Superfamily of birds

Malaconotoidea is a superfamily of passerine birds. They contain a large diversity of omnivorous and carnivorous songbirds widespread in Africa (including particularly Madagascar), southern Asia, and Australasia, many of which superficially resemble shrikes in behaviour. It was defined and named by Cracraft and colleagues in 2004 and contains the bushshrikes (Malaconotidae), helmetshrikes (Prionopidae), ioras (Aegithinidae), vangas (Vangidae) and the Australian butcherbirds, magpies, currawongs and woodswallows (Artamidae). Molecular analysis in 2006 added the Bornean bristlehead to the group, though its position in the Malconotoidea is unclear. It was initially thought related to the butcherbirds and woodswallows but now is thought to be an early offshoot.

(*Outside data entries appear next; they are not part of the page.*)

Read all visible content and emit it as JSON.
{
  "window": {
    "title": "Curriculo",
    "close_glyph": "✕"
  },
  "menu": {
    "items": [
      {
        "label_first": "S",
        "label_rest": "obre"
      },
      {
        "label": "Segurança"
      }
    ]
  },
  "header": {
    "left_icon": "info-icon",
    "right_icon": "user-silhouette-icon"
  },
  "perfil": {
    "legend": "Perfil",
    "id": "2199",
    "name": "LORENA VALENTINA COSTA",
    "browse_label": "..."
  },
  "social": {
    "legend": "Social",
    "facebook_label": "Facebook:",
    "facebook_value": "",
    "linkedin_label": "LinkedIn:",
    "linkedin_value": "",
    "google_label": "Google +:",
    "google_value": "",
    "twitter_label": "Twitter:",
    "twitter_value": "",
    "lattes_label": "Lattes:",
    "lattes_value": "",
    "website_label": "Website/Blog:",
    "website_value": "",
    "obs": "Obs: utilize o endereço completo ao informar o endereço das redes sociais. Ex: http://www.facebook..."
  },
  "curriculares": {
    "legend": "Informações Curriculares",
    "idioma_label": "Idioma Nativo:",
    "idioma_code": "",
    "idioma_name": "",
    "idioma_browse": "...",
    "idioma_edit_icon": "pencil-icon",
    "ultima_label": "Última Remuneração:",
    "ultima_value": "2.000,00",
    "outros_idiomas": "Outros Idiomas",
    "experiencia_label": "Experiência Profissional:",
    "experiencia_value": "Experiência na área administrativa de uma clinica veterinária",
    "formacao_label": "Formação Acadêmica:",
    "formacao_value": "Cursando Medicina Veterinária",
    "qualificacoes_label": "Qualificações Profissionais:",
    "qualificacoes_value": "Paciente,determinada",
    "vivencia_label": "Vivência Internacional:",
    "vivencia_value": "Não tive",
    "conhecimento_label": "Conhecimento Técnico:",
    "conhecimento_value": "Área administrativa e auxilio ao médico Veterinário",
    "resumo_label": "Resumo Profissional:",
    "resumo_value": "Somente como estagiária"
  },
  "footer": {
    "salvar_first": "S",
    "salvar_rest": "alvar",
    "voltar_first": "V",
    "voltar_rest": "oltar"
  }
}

In 2012, Jerome Fuchs and colleagues extensively analysed the Malaconotoidea (called by them Malaconotidea), using both mitochondrial and nuclear DNA. The resulting tree suggested that the group originated in Australasia and prolifically diversified in Africa after an ancestor crossed to Africa between 45 and 33.7 million years ago during the late Eocene. This is based on the basal position of group comprising the woodswallows and butcherbirds and allies and (most likely) the boatbills. Complicating the picture is that some Malaysian species such as the Bornean bristlehead, flycatcher-shrikes, the philentomas, and woodshrikes appear to be more closely related to African species.

A cladistic study of the bony characteristics of the skulls of various Malaconotoidea and relatives, and focussing on vangas, published in 2008, found broad agreement in the inclusion of woodswallows, butcherbirds and vangas in Malaconotoidea, but also yielded some results at odds with other studies, notably that red-backed shrike, crested drongo and magpie-lark were nested within the group. The authors conceded that there were not enough data to conclude these species should be placed here.

The superfamily contains eight or nine families, comprising 46 genera and about 140 species:
- Machaerirhynchidae – boatbills
- Artamidae – woodswallows, butcherbirds, currawongs, and Australian magpie (including Cracticidae, sometimes treated as a separate family)
- Rhagologidae – mottled berryhunter
- Malaconotidae – puffback shrikes, bush shrikes, gonoleks, tchagras, and boubous
- Pityriaseidae – bristlehead
- Aegithinidae – ioras
- Platysteiridae – wattle-eyes and batises
- Vangidae – vangas

The species vary in size from the tiny 8–9 cm pygmy batis up to the large 50 cm black currawong. Some groups are plain-coloured, notably the Artamidae, almost all of which are either grey or pied, while others are brightly coloured, notably among the bush shrikes and gonoleks in Malaconotidae.